How do we understand faith and prayer, and what of miracles? August 1925 on a Danish farm. Widowed Patriarch Borgen, who’s rather prominent in his community, has three sons: Mikkel, a good-hearted agnostic whose wife Inger is pregnant, Johannes, who believes he is Jesus, and Anders, young, slight, in love with the tailor’s daughter. The fundamentalist sect of the girl’s father is anathema to Borgen’s traditional Lutheranism; he opposes the marriage until the tailor forbids it, then Borgen’s pride demands that it happen. Unexpectedly, Inger, who is the family’s sweetness and light, has problems with her pregnancy. The rational doctor arrives, and a long night brings sharp focus to at least four views of faith.

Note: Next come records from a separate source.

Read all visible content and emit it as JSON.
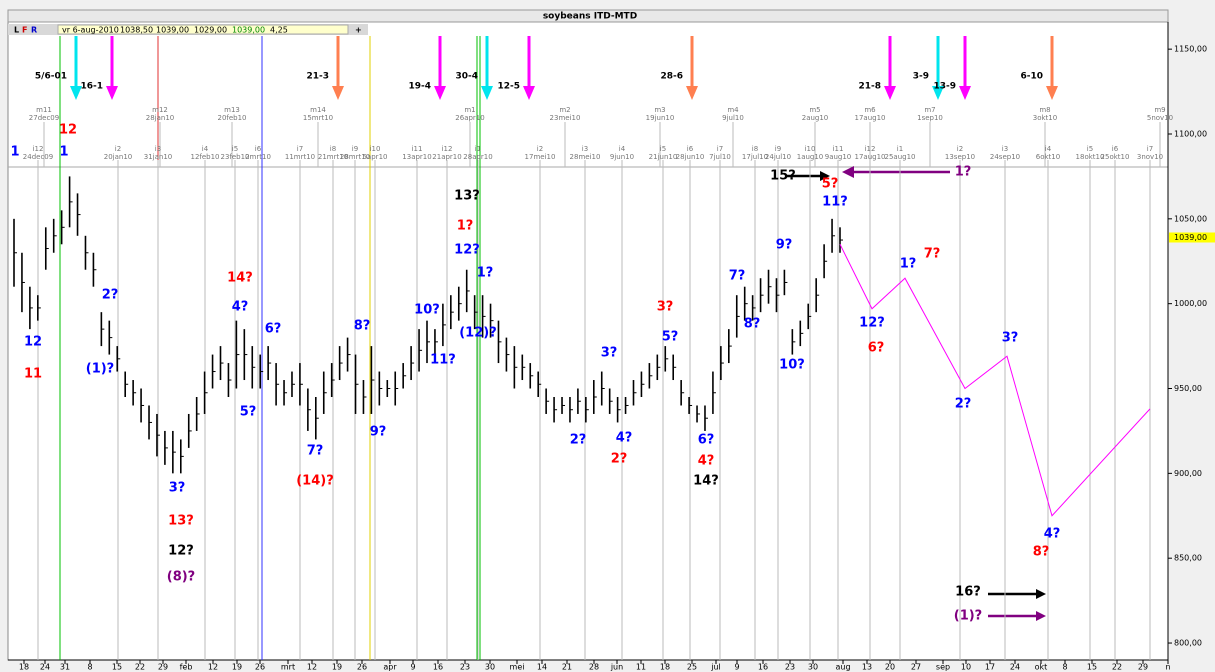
{
  "chart_data": {
    "type": "ohlc",
    "title": "soybeans ITD-MTD",
    "toolbar": [
      "L",
      "F",
      "R",
      "vr 6-aug-2010",
      "1038,50",
      "1039,00",
      "1029,00",
      "1039,00",
      "4,25",
      "+"
    ],
    "last_price": {
      "value": 1039,
      "label": "1039,00"
    },
    "ylim": [
      790,
      1166
    ],
    "yticks": [
      {
        "value": 800,
        "label": "800,00"
      },
      {
        "value": 850,
        "label": "850,00"
      },
      {
        "value": 900,
        "label": "900,00"
      },
      {
        "value": 950,
        "label": "950,00"
      },
      {
        "value": 1000,
        "label": "1000,00"
      },
      {
        "value": 1050,
        "label": "1050,00"
      },
      {
        "value": 1100,
        "label": "1100,00"
      },
      {
        "value": 1150,
        "label": "1150,00"
      }
    ],
    "x_labels": [
      "18",
      "24",
      "31",
      "8",
      "15",
      "22",
      "29",
      "feb",
      "12",
      "19",
      "26",
      "mrt",
      "12",
      "19",
      "26",
      "apr",
      "9",
      "16",
      "23",
      "30",
      "mei",
      "14",
      "21",
      "28",
      "jun",
      "11",
      "18",
      "25",
      "jul",
      "9",
      "16",
      "23",
      "30",
      "aug",
      "13",
      "20",
      "27",
      "sep",
      "10",
      "17",
      "24",
      "okt",
      "8",
      "15",
      "22",
      "29",
      "n"
    ],
    "bar_color": "#000000",
    "highs": [
      1050,
      1030,
      1010,
      1005,
      1045,
      1050,
      1055,
      1075,
      1065,
      1040,
      1030,
      995,
      990,
      975,
      960,
      955,
      950,
      940,
      935,
      925,
      925,
      920,
      935,
      945,
      960,
      970,
      975,
      965,
      990,
      985,
      975,
      970,
      975,
      965,
      955,
      960,
      965,
      950,
      945,
      960,
      965,
      975,
      980,
      970,
      955,
      975,
      960,
      955,
      960,
      965,
      975,
      985,
      990,
      985,
      1000,
      1005,
      1010,
      1020,
      1005,
      1005,
      1000,
      990,
      980,
      975,
      970,
      965,
      960,
      950,
      945,
      945,
      945,
      950,
      945,
      955,
      960,
      950,
      945,
      945,
      955,
      960,
      965,
      970,
      975,
      970,
      955,
      945,
      940,
      940,
      960,
      975,
      985,
      1005,
      1010,
      1005,
      1015,
      1020,
      1015,
      1020,
      985,
      990,
      1000,
      1015,
      1035,
      1050,
      1045
    ],
    "lows": [
      1010,
      995,
      985,
      990,
      1020,
      1030,
      1035,
      1045,
      1040,
      1020,
      1010,
      975,
      970,
      960,
      945,
      940,
      930,
      920,
      910,
      905,
      900,
      900,
      915,
      925,
      935,
      950,
      955,
      945,
      950,
      955,
      950,
      950,
      955,
      940,
      940,
      945,
      940,
      925,
      920,
      935,
      945,
      955,
      960,
      935,
      935,
      935,
      940,
      945,
      940,
      950,
      955,
      960,
      965,
      970,
      975,
      985,
      990,
      995,
      985,
      980,
      980,
      965,
      960,
      950,
      955,
      950,
      945,
      935,
      930,
      935,
      930,
      935,
      930,
      935,
      940,
      935,
      930,
      935,
      940,
      945,
      950,
      955,
      960,
      955,
      940,
      935,
      930,
      925,
      935,
      955,
      965,
      980,
      990,
      990,
      995,
      1000,
      995,
      1005,
      970,
      975,
      985,
      995,
      1015,
      1030,
      1030
    ],
    "forecast": {
      "color": "#ff00ff",
      "values": [
        1035,
        997,
        1015,
        950,
        969,
        875,
        938
      ]
    },
    "cycles_major": [
      "m11 27dec09",
      "m12 28jan10",
      "m13 20feb10",
      "m14 15mrt10",
      "m1 26apr10",
      "m2 23mei10",
      "m3 19jun10",
      "m4 9jul10",
      "m5 2aug10",
      "m6 17aug10",
      "m7 1sep10",
      "m8 3okt10",
      "m9 5nov10"
    ],
    "cycles_minor": [
      "i12 24dec09",
      "i2 20jan10",
      "i3 31jan10",
      "i4 12feb10",
      "i5 23feb10",
      "i6 2mrt10",
      "i7 11mrt10",
      "i8 21mrt10",
      "i9 28mrt10",
      "i10 5apr10",
      "i11 13apr10",
      "i12 21apr10",
      "i1 28apr10",
      "i2 17mei10",
      "i3 28mei10",
      "i4 9jun10",
      "i5 21jun10",
      "i6 28jun10",
      "i7 7jul10",
      "i8 17jul10",
      "i9 24jul10",
      "i10 1aug10",
      "i11 9aug10",
      "i12 17aug10",
      "i1 25aug10",
      "i2 13sep10",
      "i3 24sep10",
      "i4 6okt10",
      "i5 18okt10",
      "i6 25okt10",
      "i7 3nov10"
    ],
    "top_arrows": [
      {
        "label": "5/6-01",
        "color": "#00e5ee"
      },
      {
        "label": "16-1",
        "color": "#ff00ff"
      },
      {
        "label": "21-3",
        "color": "#ff7f50"
      },
      {
        "label": "19-4",
        "color": "#ff00ff"
      },
      {
        "label": "30-4",
        "color": "#00e5ee"
      },
      {
        "label": "12-5",
        "color": "#ff00ff"
      },
      {
        "label": "28-6",
        "color": "#ff7f50"
      },
      {
        "label": "21-8",
        "color": "#ff00ff"
      },
      {
        "label": "3-9",
        "color": "#00e5ee"
      },
      {
        "label": "13-9",
        "color": "#ff00ff"
      },
      {
        "label": "6-10",
        "color": "#ff7f50"
      }
    ],
    "annotations": [
      {
        "text": "1",
        "color": "#0000ff"
      },
      {
        "text": "12",
        "color": "#ff0000"
      },
      {
        "text": "1",
        "color": "#0000ff"
      },
      {
        "text": "12",
        "color": "#0000ff"
      },
      {
        "text": "11",
        "color": "#ff0000"
      },
      {
        "text": "2?",
        "color": "#0000ff"
      },
      {
        "text": "(1)?",
        "color": "#0000ff"
      },
      {
        "text": "3?",
        "color": "#0000ff"
      },
      {
        "text": "13?",
        "color": "#ff0000"
      },
      {
        "text": "12?",
        "color": "#000000"
      },
      {
        "text": "(8)?",
        "color": "#800080"
      },
      {
        "text": "14?",
        "color": "#ff0000"
      },
      {
        "text": "4?",
        "color": "#0000ff"
      },
      {
        "text": "5?",
        "color": "#0000ff"
      },
      {
        "text": "6?",
        "color": "#0000ff"
      },
      {
        "text": "7?",
        "color": "#0000ff"
      },
      {
        "text": "(14)?",
        "color": "#ff0000"
      },
      {
        "text": "8?",
        "color": "#0000ff"
      },
      {
        "text": "9?",
        "color": "#0000ff"
      },
      {
        "text": "10?",
        "color": "#0000ff"
      },
      {
        "text": "11?",
        "color": "#0000ff"
      },
      {
        "text": "13?",
        "color": "#000000"
      },
      {
        "text": "1?",
        "color": "#ff0000"
      },
      {
        "text": "12?",
        "color": "#0000ff"
      },
      {
        "text": "1?",
        "color": "#0000ff"
      },
      {
        "text": "(12)?",
        "color": "#0000ff"
      },
      {
        "text": "3?",
        "color": "#ff0000"
      },
      {
        "text": "5?",
        "color": "#0000ff"
      },
      {
        "text": "3?",
        "color": "#0000ff"
      },
      {
        "text": "2?",
        "color": "#0000ff"
      },
      {
        "text": "4?",
        "color": "#0000ff"
      },
      {
        "text": "2?",
        "color": "#ff0000"
      },
      {
        "text": "6?",
        "color": "#0000ff"
      },
      {
        "text": "4?",
        "color": "#ff0000"
      },
      {
        "text": "14?",
        "color": "#000000"
      },
      {
        "text": "7?",
        "color": "#0000ff"
      },
      {
        "text": "8?",
        "color": "#0000ff"
      },
      {
        "text": "9?",
        "color": "#0000ff"
      },
      {
        "text": "10?",
        "color": "#0000ff"
      },
      {
        "text": "15?",
        "color": "#000000"
      },
      {
        "text": "5?",
        "color": "#ff0000"
      },
      {
        "text": "11?",
        "color": "#0000ff"
      },
      {
        "text": "1?",
        "color": "#800080"
      },
      {
        "text": "12?",
        "color": "#0000ff"
      },
      {
        "text": "6?",
        "color": "#ff0000"
      },
      {
        "text": "1?",
        "color": "#0000ff"
      },
      {
        "text": "7?",
        "color": "#ff0000"
      },
      {
        "text": "3?",
        "color": "#0000ff"
      },
      {
        "text": "2?",
        "color": "#0000ff"
      },
      {
        "text": "4?",
        "color": "#0000ff"
      },
      {
        "text": "8?",
        "color": "#ff0000"
      },
      {
        "text": "16?",
        "color": "#000000"
      },
      {
        "text": "(1)?",
        "color": "#800080"
      }
    ]
  }
}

User Reviews: Others have reviewed this picture in a more scholarly and contextual manner than I can, so I will only endeavor to add the following:
I have a particular interest in the nature of faith, and undertook to view Ordet as something "good for me," but probably arduous. Wrong! I also grew up in an area heavily populated by Scandinavians, and knew immigrants who were contemporaries of the oldest characters in the picture.
Ordet, set in 1925, is a dead-on take of old-school Scandinavian culture, suffused with both the most intense dramatic elements imaginable and moments of comic relief as well. The action moves right along without help of special effects or a distracting musical score.
This picture at least alludes to the seldom-asked question, "Why do people believe?" Is it merely for the rewards of faithfulness, or something more?
The final scene, utterly devoid of effects or music, has a dramatic power unexcelled in the ensuing 47 years of cinema to date. It is very long, but uses its duration in service of the tension of the story. Nobody is yelling, fighting or firing weapons, despite the fact they are enduring emotional torment that is as painful as it gets.
In an oblique way, the scene reminded me of the part of Jim Jarmusch’s "Down By Law" where Tom Waits and Co. are sitting in the clink in real time, and time passes glacially in one very long scene, illustrating the sheer boredom of incarcerated life. Here real time is used to illustrate the unrelenting nature of grief. In both cases we see what happens long after the scene would have changed in nearly any other picture. The pace conforms plausibly with real life, and in so doing serves the dramatic tension.
One negative review alludes to the final shot and the expression in a character’s eyes. I would defend that as an insight that no blessing is unmixed.
As others have noted, one needn’t hold a Christian point of view to enjoy this film and be given much to ponder. See it.